Let me know if this helps!




  1. Absolutely agree with the focus on compound movements! They are so good for the body! Stretching is also key and I definitely neglect that way too much. Stretching at the end also will help regulate your body temperature so you aren’t shocked when you step out into the cold winter air!

  2. Sometimes, I feel that the best exercise to do when short on time is “anything”– every little bit counts, and it never hurts to squeeze in a handful of squats etc. when tight on time. Great primer!

    • So true! Something is always better than nothing. But if you have 15 or 20 minutes, it’s always a good idea to have a plan! Thanks for stopping and commenting Brian.

  3. Love your thoughts on this – thanks for sharing!

    One of the things I love to do (which is made SO MUCH EASIER since I started working from home) is to take mini breaks throughout the day to do strength training. It’s amazing how many exercises you can get done in a day when you just focus on one muscle group and one exercise at a time – AND it energizes you to keep going with your workday. Win-win!
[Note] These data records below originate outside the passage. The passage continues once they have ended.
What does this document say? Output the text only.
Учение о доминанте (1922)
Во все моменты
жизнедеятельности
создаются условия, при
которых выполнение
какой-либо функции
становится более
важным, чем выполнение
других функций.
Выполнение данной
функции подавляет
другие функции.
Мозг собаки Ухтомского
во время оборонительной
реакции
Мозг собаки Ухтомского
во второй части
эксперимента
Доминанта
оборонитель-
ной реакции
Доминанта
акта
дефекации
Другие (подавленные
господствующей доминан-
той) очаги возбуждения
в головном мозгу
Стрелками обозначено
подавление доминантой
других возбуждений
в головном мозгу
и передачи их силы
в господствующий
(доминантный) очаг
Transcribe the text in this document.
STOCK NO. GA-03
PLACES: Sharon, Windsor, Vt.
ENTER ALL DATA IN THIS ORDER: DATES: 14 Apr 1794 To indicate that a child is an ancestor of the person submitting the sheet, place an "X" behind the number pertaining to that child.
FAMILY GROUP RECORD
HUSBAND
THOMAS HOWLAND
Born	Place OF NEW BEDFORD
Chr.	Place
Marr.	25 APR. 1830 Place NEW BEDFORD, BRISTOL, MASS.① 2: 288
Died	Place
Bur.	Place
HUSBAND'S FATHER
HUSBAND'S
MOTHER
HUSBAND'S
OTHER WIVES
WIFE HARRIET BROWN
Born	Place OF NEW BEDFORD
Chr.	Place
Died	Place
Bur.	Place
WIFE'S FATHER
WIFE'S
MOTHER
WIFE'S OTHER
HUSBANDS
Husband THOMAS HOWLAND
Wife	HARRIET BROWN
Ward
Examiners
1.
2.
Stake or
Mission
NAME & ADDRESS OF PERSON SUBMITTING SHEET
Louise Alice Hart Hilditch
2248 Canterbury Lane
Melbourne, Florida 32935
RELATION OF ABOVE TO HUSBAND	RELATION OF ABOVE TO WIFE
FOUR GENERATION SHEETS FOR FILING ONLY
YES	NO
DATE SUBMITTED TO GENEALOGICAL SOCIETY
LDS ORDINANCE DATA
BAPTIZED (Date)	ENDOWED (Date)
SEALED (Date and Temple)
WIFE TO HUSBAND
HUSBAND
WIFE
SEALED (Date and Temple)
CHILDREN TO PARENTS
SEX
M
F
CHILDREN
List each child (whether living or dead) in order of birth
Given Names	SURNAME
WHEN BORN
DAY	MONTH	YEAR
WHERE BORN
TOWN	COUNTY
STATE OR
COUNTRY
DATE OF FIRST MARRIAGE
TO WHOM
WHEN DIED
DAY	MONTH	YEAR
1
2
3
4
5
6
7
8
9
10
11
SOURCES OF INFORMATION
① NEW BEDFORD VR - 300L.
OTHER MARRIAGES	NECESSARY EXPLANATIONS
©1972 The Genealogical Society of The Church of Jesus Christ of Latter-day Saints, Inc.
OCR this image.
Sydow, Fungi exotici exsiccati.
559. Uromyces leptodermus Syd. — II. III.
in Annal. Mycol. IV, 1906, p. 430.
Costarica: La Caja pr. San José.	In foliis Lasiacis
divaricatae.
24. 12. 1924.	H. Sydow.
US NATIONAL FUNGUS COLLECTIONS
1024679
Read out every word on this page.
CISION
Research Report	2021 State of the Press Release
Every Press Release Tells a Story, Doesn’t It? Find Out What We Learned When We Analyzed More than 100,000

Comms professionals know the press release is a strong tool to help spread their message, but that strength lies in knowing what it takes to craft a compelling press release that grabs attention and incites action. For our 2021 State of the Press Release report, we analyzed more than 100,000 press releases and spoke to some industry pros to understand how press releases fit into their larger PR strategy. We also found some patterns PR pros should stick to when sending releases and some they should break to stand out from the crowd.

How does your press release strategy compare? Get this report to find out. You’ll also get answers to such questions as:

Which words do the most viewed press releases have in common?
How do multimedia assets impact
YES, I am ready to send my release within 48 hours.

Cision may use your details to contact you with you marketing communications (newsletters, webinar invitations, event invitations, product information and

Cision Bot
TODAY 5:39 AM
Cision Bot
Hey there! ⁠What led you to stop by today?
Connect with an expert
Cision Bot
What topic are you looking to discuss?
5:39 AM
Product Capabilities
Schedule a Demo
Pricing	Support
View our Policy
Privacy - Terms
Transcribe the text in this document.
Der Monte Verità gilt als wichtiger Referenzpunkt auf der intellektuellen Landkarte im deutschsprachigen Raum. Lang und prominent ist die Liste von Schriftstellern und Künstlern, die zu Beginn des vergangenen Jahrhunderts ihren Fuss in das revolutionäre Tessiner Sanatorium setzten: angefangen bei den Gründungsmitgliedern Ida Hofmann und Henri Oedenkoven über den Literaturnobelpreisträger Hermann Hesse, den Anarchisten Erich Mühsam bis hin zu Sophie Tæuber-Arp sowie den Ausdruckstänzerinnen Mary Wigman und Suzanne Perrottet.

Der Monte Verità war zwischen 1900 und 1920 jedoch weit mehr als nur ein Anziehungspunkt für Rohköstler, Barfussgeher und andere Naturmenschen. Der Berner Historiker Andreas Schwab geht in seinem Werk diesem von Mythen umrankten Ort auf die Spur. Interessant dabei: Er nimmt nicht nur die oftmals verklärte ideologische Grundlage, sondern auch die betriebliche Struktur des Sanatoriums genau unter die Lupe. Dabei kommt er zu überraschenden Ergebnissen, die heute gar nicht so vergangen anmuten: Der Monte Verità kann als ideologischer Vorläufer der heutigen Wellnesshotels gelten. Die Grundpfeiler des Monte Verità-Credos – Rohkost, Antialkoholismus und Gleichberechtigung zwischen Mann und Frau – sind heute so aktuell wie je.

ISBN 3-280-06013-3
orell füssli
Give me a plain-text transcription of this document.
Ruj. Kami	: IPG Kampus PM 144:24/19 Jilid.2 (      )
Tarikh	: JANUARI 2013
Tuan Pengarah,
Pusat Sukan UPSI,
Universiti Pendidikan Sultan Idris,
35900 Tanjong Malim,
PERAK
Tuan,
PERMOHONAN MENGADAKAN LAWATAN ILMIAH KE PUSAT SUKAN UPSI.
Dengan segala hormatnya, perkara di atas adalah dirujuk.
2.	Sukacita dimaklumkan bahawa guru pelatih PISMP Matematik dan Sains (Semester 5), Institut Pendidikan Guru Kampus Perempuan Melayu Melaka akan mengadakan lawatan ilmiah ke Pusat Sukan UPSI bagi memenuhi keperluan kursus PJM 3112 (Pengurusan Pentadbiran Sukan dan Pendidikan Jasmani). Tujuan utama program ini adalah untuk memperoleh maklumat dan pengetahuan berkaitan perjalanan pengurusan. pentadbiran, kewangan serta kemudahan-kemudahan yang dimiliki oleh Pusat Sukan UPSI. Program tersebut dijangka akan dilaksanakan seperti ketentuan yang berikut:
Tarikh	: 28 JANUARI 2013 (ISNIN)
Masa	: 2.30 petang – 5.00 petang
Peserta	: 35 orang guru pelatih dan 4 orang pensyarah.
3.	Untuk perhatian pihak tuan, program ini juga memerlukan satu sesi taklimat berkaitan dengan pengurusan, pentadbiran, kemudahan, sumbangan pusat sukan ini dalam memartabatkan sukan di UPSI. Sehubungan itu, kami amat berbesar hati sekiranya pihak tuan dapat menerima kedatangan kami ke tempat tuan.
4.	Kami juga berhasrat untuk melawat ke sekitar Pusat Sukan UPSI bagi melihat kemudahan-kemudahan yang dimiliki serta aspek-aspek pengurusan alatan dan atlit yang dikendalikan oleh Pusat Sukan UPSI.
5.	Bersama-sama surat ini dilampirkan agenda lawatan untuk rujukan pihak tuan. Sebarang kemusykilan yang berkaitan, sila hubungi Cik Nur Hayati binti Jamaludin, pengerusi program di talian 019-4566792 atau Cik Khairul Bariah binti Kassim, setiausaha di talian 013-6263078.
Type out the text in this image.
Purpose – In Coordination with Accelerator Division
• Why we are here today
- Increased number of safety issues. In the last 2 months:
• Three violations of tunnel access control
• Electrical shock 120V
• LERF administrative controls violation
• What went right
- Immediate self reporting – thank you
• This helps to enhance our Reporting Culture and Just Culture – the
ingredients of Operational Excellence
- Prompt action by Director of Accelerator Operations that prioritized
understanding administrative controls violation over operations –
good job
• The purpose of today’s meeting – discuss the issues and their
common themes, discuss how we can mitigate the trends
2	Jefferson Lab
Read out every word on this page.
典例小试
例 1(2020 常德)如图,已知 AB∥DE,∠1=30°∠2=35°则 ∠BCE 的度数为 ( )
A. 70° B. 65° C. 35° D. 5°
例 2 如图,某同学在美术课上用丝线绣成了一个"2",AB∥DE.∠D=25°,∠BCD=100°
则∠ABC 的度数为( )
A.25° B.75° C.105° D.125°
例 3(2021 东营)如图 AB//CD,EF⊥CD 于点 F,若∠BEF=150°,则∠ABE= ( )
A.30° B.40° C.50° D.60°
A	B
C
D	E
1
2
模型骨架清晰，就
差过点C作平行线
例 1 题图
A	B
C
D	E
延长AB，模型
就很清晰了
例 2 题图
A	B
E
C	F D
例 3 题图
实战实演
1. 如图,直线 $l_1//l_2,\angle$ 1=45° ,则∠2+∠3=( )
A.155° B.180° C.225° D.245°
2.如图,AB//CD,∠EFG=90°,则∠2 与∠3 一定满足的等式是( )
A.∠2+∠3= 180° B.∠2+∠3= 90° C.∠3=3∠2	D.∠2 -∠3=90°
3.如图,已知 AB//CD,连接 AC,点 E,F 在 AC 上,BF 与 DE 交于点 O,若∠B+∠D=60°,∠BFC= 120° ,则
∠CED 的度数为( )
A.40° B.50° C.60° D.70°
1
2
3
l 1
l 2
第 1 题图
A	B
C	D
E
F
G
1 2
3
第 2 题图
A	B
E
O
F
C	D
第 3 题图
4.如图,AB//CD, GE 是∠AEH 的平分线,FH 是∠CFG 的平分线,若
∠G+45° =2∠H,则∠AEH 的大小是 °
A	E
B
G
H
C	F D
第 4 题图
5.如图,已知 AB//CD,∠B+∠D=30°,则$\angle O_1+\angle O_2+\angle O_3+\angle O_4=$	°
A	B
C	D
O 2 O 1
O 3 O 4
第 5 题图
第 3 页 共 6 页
  4. Always great stuff. I don’t do it myself BUT I recommend to people to try a short spurt of cardio – anything you prefer – work at it – followed by round of resistance exercises and go back in forth if say you only have 20 or 30 minutes – especially crazy holiday times. 🙂
    Jody – Fit at 56 recently posted…Gratitude Monday in PicturesMy Profile

  5. Just what I needed to read today! Thanks.
    Gloris recently posted…We ARE What We Eat.My Profile

  6. I’m on the go so much this season, and not finding the time to exercise as much as I’d like. Thanks again. Oh, and thanks for mentioning stretching. I think many people take it for granted. The older I get, it seems I’m more prone to injury. Stretching is a good preventative measure, plus it’s so relaxing.
    Gloris recently posted…We ARE What We Eat.My Profile

    • You’re very welcome Gloris. I’m like you. Didn’t need to stretch (or didn’t think I needed to stretch…) so much when I was younger. But boy, oh boy, do I ever notice when I cut my stretch time short now!

  7. Go for a run…fast.

  8. Save time at the gym with this 10-minute cardio/sculpt session: Hop on a treadmill holding a three- to five-pound dumbbell in each hand, and set the speed to a brisk walk. Do a one-minute set each of shoulder presses, biceps curls, triceps extensions, side laterals, front laterals and standing triceps kickbacks one after another as you walk. I’s an amazing upper-body challenge that also gets your heart pumping. Do this series two or three times each week. As you improve, work up to doing four-minute sets.”
    John recently posted…What Is SvchostMy Profile

  9. Great article and great tips! I like to use the stairs when going to work, picking up kids from school or just going to the doctor’s office instead of an elevator when possible. I also park at the end of the store or any other parking lot just so I would walk more.
    And yes, stretching is needed after a workout.
    Kat recently posted…21 Powerful Remedies For Sore ThroatMy Profile

    • Kat, I need soooo much more stretching time now than when I was in my 30’s. Those muscles like to tighten up and shorten almost immediately after a workout! I love the extra movement you’re getting in your day. Keep it up!